Pic from http://www.dailymail.co.uk/
Without a doubt, World War II is my favorite era of history.
That much is probably obvious if you've been reading my blog for long.
That may seem atrocious on the surface, what with the egregious loss of human life. While it is a showcase of "man's inhumanity to man," it also has instances of great valor and sacrifice. At age nine I came across the How and Why Wonder Book of World War II. Reading that combined with the popular fiction that I consumed at the time (Captain America's origin, et. al.) and the era was pretty much cemented in my head. I still enjoy it as both a vast canvas with which to place written characters and as a milieu of intrigue and mystery.
Among such mysteries are just how many Nazis escaped unscathed as Berlin fell. While there are genuine cases of these men being tracked down and killed or apprehended in South America, other theories range from the sublime (they escaped to Antarctica and attempted a Fourth Reich) to the ridiculous (they made it to the Moon with Hitler's brain in a jar.)

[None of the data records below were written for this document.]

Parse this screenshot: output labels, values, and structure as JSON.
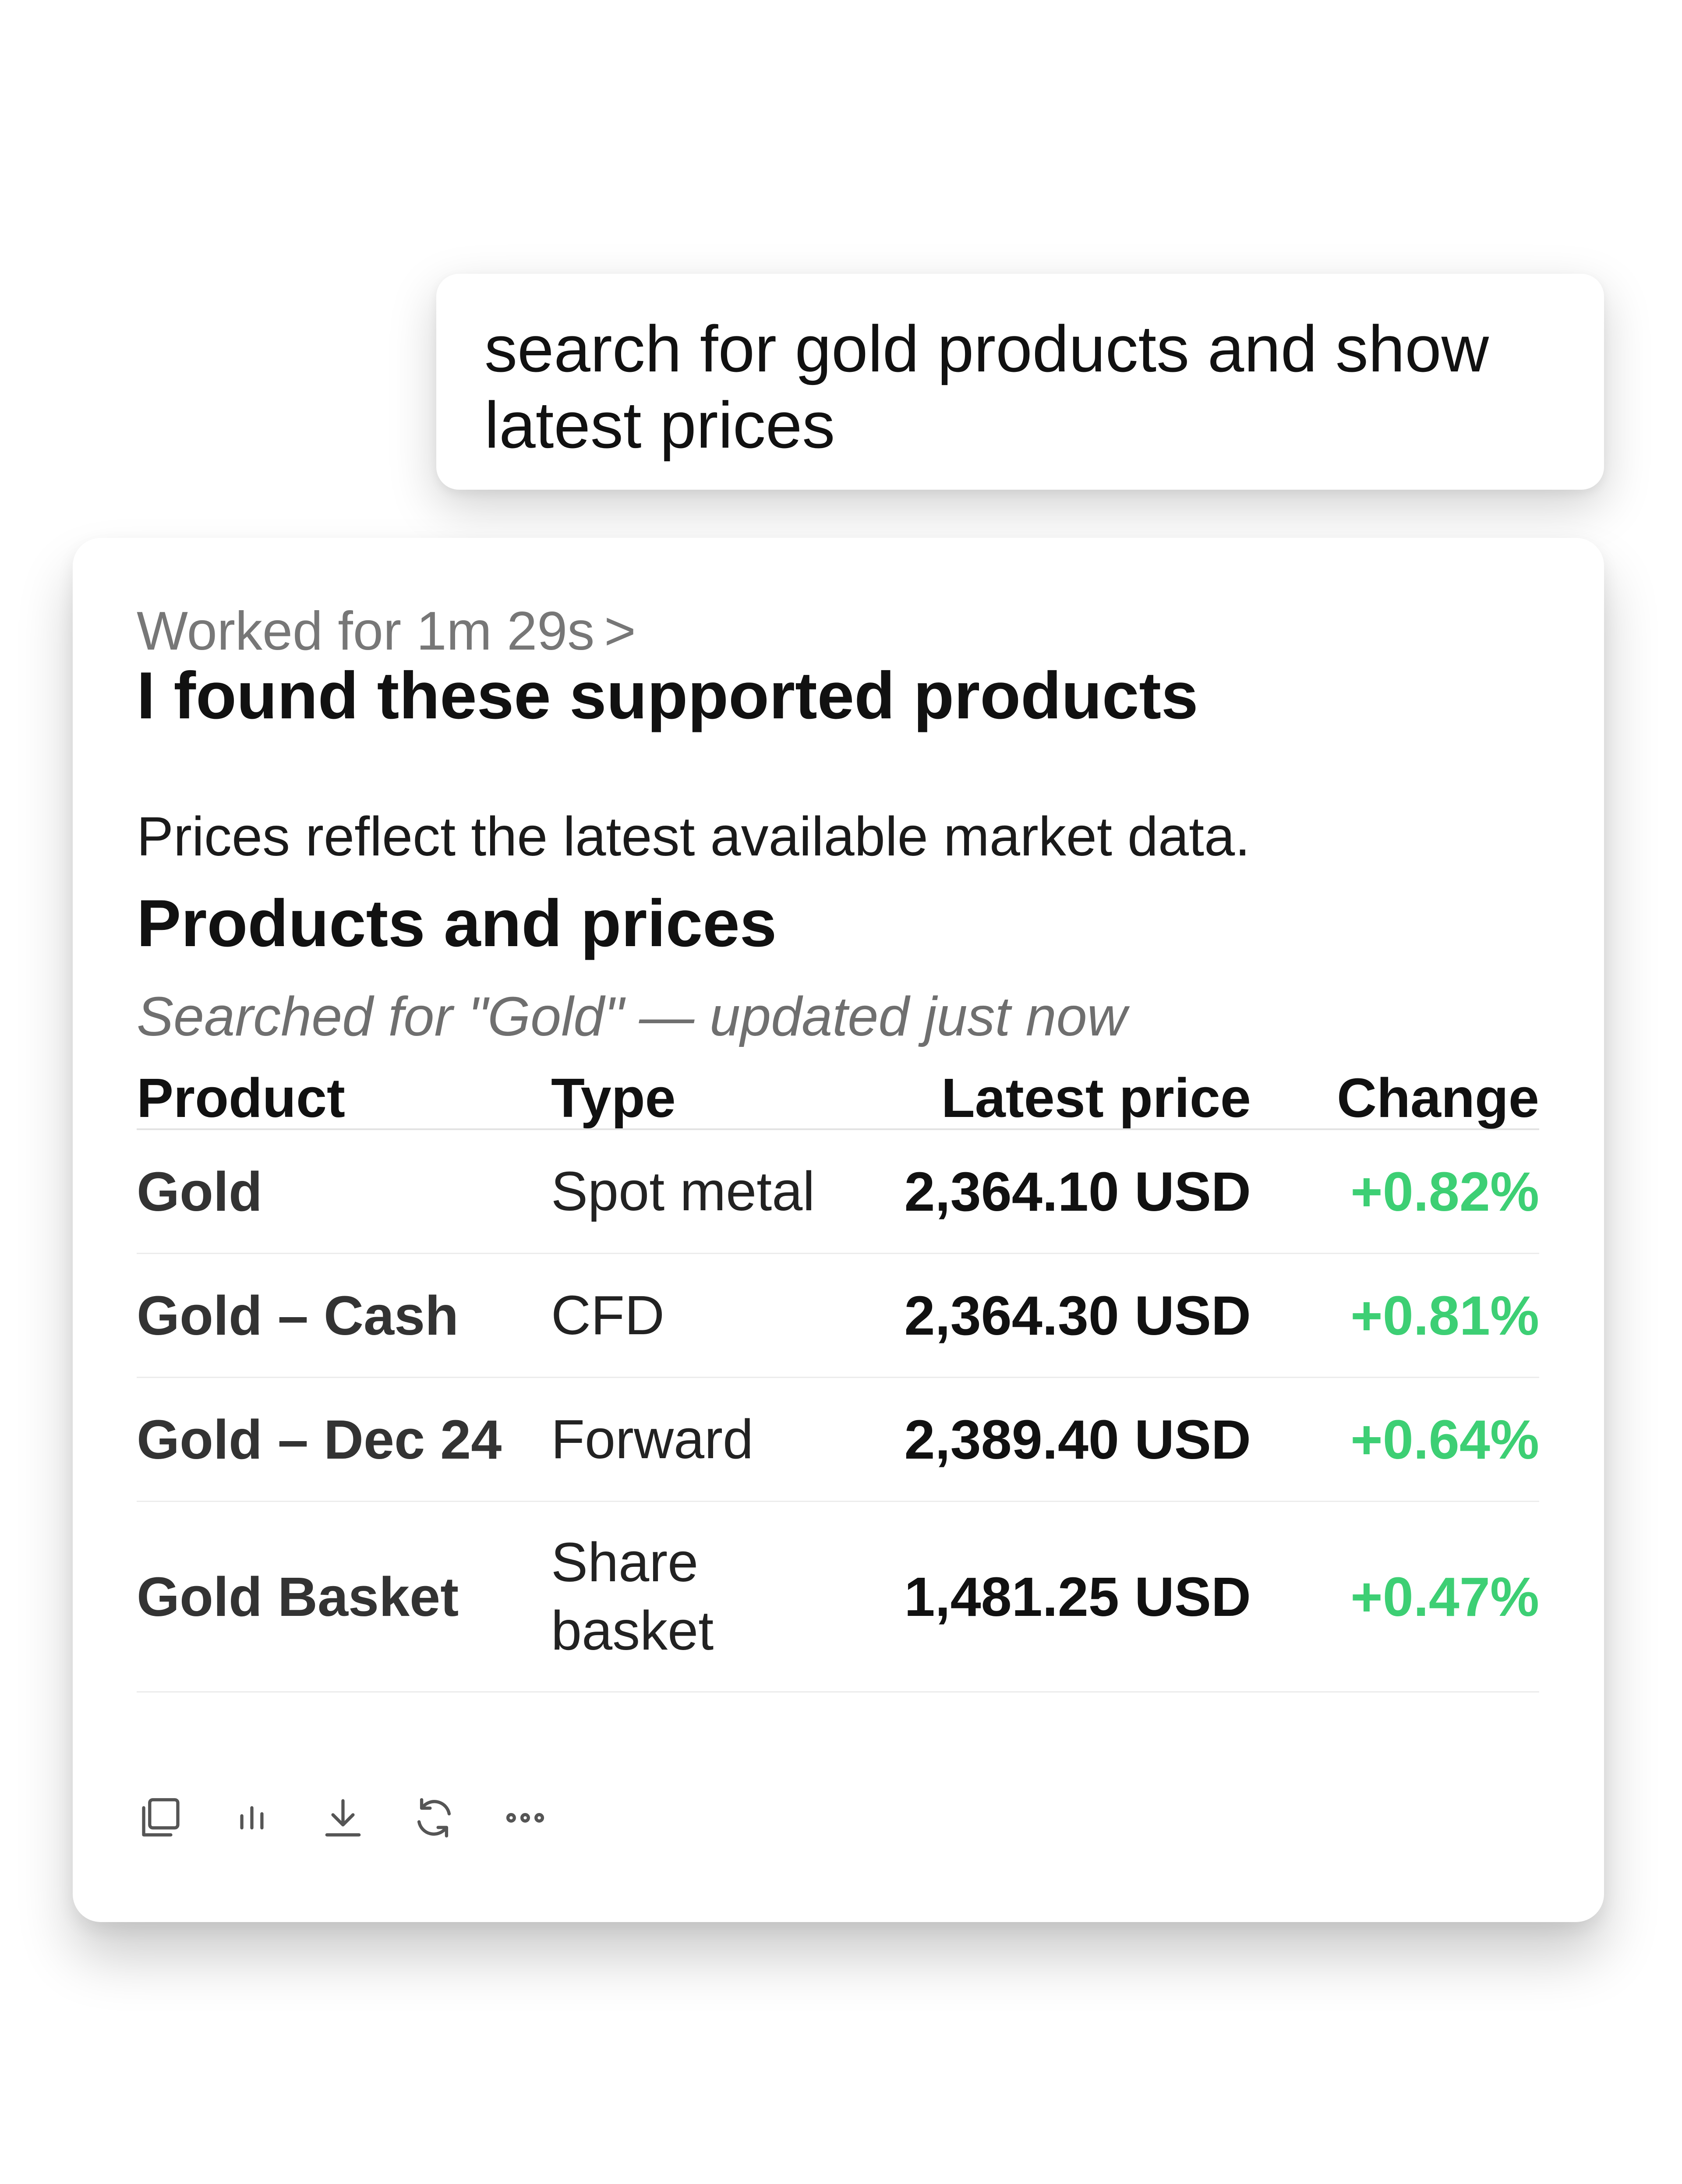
{
  "prompt": {
    "line1": "search for gold products and show",
    "line2": "latest prices"
  },
  "response": {
    "worked_for": "Worked for 1m 29s",
    "worked_for_chevron": ">",
    "heading": "I found these supported products",
    "subtext": "Prices reflect the latest available market data.",
    "section_heading": "Products and prices",
    "search_meta": "Searched for \"Gold\"  — updated just now",
    "table": {
      "columns": [
        "Product",
        "Type",
        "Latest price",
        "Change"
      ],
      "rows": [
        {
          "product": "Gold",
          "type": "Spot metal",
          "price": "2,364.10 USD",
          "change": "+0.82%"
        },
        {
          "product": "Gold – Cash",
          "type": "CFD",
          "price": "2,364.30 USD",
          "change": "+0.81%"
        },
        {
          "product": "Gold – Dec 24",
          "type": "Forward",
          "price": "2,389.40 USD",
          "change": "+0.64%"
        },
        {
          "product": "Gold Basket",
          "type_line1": "Share",
          "type_line2": "basket",
          "price": "1,481.25 USD",
          "change": "+0.47%"
        }
      ]
    },
    "toolbar": {
      "icons": [
        "copy-icon",
        "chart-icon",
        "download-icon",
        "refresh-icon",
        "more-icon"
      ]
    }
  },
  "colors": {
    "positive_change": "#3dcf74",
    "muted_text": "#777777"
  }
}
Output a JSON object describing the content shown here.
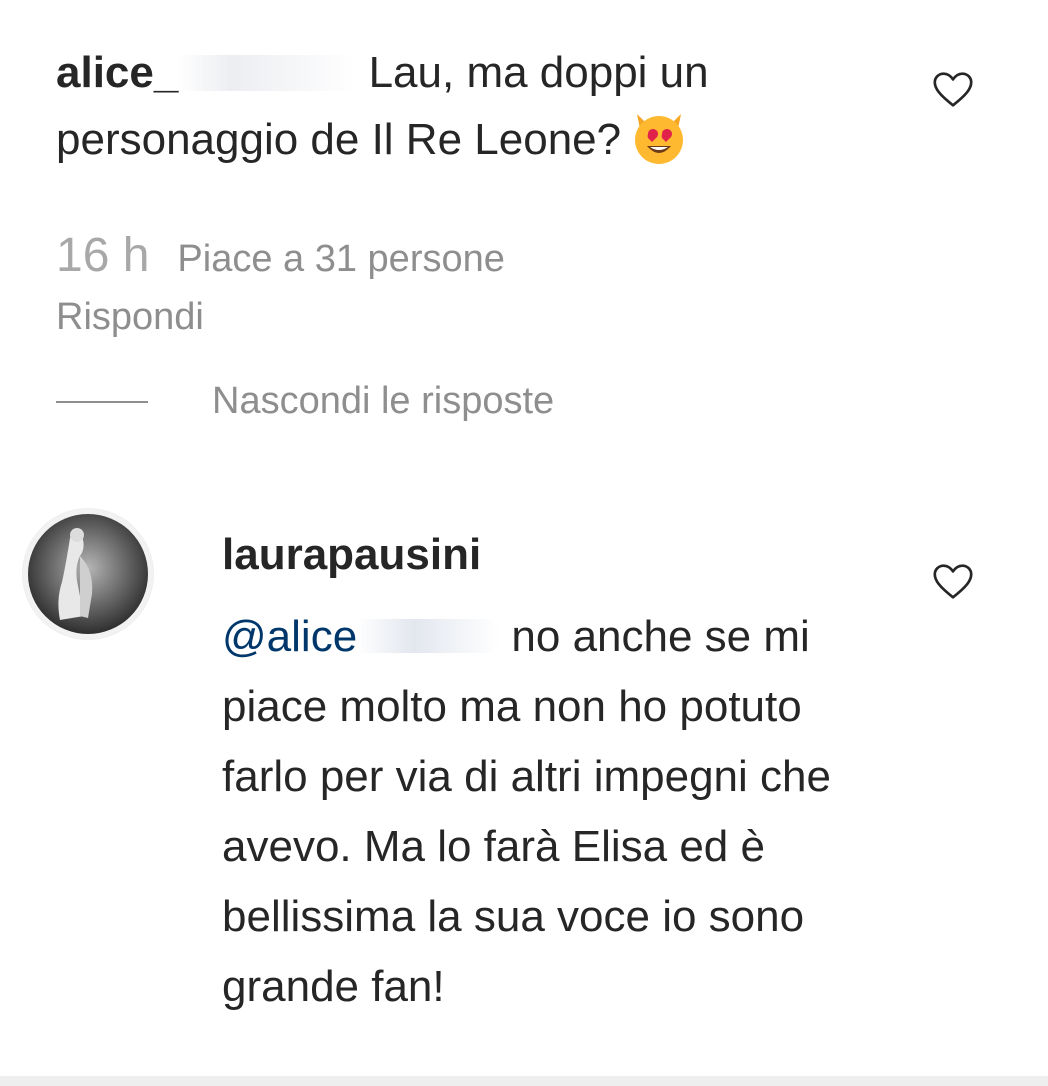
{
  "comment": {
    "username": "alice_",
    "text": "Lau, ma doppi un personaggio de Il Re Leone?",
    "emoji": "heart-eyes-cat-emoji",
    "time": "16 h",
    "likes": "Piace a 31 persone",
    "reply_label": "Rispondi",
    "like_icon": "heart-outline-icon"
  },
  "replies_toggle": {
    "label": "Nascondi le risposte"
  },
  "reply": {
    "username": "laurapausini",
    "mention": "@alice",
    "text": "no anche se mi piace molto ma non ho potuto farlo per via di altri impegni che avevo. Ma lo farà Elisa ed è bellissima la sua voce io sono grande fan!",
    "avatar": "profile-photo-avatar",
    "like_icon": "heart-outline-icon"
  },
  "colors": {
    "text": "#262626",
    "secondary": "#8e8e8e",
    "mention": "#00376b",
    "icon": "#262626"
  }
}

Now there is a book that asserts that not only did Hitler escape Berlin in those final days of his Reich, but he lived to the ripe old age of 95.
Author Simoni Renee Guerreiro Dias claims that Hitler made his way from Germany to Argentina and then to Paraguay, until ultimately settling in Brazil. He lived under the pseudonym "Adolf Leipzig" but residents of the area are said to have referred to him as merely "the Old German." And get this: to further disguise himself, Hitler got himself a black girlfriend, a young woman by the name of Cutinga. Salacious! Perhaps I'm boring, but that isn't as interesting to me as wondering what happened to Eva Braun. Did he leave her back in the bunker? Did she die later on before he moved to Brazil? Did she dump his ass and move on, her silence on his whereabouts as part of the divorce settlement? The book may address such things but the article linked above doesn't.
So how did the murderer of millions live out his final days? Bingo? Shuffleboard? Nothing so banal according to this new text. Hitler became engrossed with hunting for buried treasure via a map given to him by his friends in...oh boy...the Vatican. I'm not touching that one.
If you're anything like me and I know I am, right now you're asking "where's the evidence for any of this?" Well one piece that the journalism student who wrote this book offers is that she found a grainy photograph of the "Old German" (see the photo at the link) and proceeded to Photoshop on a mini moustache. She was astounded by the results.
Well there you go, then.
As one might imagine, actual historians have been quick to condemn this book. They cite the obvious lack of substantive evidence and place it on the pile of other fantastic "Hitler got away" theories. Can't say that I blame them.
Let's suspend disbelief with steel cables and say that this author is correct. Hitler escaped and lived in Brazil until he died in 1984. It's not like he was able to do much after his escape. Granted he would have escaped justice for his heinous acts and that alone is a travesty. By the same token however, he was forced to live into his feeble years, watching as men like Rev. Martin Luther King Jr and women like Rosa Parks progressively sweep away his ideologies and see the world as a whole relegate Nazism to the garbage dump of history.
It couldn't have been fun for such an egomaniac.